O líder do Hezbollah, Naim Qassem, rejeitou neste sábado o acordo de segurança entre Líbano e Israel, mediado pelos EUA, assinado no dia anterior. Ele o classificou como uma rendição a Israel.
O Hezbollah sustenta que o acordo não atende aos interesses do Líbano e afirma que a negociação prejudica a soberania do país. O rejeitamento ocorre em meio a tensões já elevadas na região.
Segundo dados de fontes locais, mais de 1 milhão de libaneses foram forçados a deixar suas casas em um conflito paralelo à guerra regional envolvendo o Irã. A mobilização afeta regiões do sul de Beirute e áreas vizinhas.
Contexto e reações
Em Beirute, fiéis xiitas realizaram atos de comemoração do Ashura nas proximidades de faixas com imagens de Qassem e do líder supremo do Irã, Mojtaba Khamenei, destacando a influência regional das disputas e a mobilização de continuidade religiosa.
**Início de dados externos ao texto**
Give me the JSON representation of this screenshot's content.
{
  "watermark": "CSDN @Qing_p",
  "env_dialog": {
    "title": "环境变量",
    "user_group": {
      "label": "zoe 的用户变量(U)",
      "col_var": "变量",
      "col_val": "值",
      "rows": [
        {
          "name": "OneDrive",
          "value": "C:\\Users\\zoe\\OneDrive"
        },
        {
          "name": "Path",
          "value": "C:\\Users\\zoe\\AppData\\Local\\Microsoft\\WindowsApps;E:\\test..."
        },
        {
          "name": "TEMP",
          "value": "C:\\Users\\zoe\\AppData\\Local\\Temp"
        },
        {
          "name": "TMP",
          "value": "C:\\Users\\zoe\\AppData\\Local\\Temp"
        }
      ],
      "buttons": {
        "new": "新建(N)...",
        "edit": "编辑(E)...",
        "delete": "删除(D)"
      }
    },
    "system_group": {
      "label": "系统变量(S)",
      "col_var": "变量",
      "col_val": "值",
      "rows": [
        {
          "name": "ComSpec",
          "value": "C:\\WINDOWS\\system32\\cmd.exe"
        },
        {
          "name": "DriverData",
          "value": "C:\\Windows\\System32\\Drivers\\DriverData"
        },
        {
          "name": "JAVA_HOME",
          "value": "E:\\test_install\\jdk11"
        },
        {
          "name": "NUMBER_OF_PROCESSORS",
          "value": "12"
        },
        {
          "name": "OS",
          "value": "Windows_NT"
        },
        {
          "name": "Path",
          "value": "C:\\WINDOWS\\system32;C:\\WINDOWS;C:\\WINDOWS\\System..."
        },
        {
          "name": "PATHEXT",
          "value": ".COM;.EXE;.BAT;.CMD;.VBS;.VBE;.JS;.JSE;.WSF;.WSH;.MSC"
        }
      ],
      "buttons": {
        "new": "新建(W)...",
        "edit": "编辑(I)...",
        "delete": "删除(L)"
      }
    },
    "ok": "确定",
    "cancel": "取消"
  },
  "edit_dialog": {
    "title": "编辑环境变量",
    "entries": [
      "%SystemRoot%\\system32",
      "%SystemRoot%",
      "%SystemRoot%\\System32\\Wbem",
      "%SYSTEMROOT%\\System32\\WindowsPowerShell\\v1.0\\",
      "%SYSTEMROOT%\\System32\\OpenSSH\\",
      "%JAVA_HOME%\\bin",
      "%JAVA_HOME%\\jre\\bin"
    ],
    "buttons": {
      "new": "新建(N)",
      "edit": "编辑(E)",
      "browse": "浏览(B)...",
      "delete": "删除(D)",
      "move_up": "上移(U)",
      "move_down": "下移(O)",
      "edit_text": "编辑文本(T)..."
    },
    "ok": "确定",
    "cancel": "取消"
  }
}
Ainda não há confirmação de consequências diretas ao equilíbrio diplomático no curto prazo. A recente assinatura do acordo gerou críticas entre setores que defendem postura mais firme frente a Israel.
Desdobramentos sísmicos e humanos
Um sismo de magnitude 6 atingiu a região do Hindu Kush, com profundidade estimada em 100 km, segundo o EMSC. O tremor foi registrado na área que envolve Afeganistão e Paquistão, causando danos ainda não quantificados amplamente.
Na Venezuela, autoridades anunciaram a chegada de 1.600 socorristas estrangeiros para ajudar nas buscas por sobreviventes após o terremoto. O governo local informou que a operação envolve equipes internacionais em solo.
Ações humanitárias e cooperação
Especialistas indicam que a construção de um sistema de alerta de terremotos na Venezuela exige décadas de investimentos, treinamento e infraestrutura, apontando para um histórico de desafios técnicos e logísticos no país.
Nesta semana, a Força Aérea Brasileira (FAB) informou o embarque de uma segunda aeronave com ajuda para a Venezuela, reforçando o suporte internacional ao país quanto à resposta a abalos sísmicos.
Incidentes isolados
Um acidente com aeronave leve ocorrido em Pequim resultou na morte de um piloto e ferimentos em 13 pessoas. As causas ainda são investigadas pelas autoridades locais, que instauraram perícia para esclarecer o ocorrido.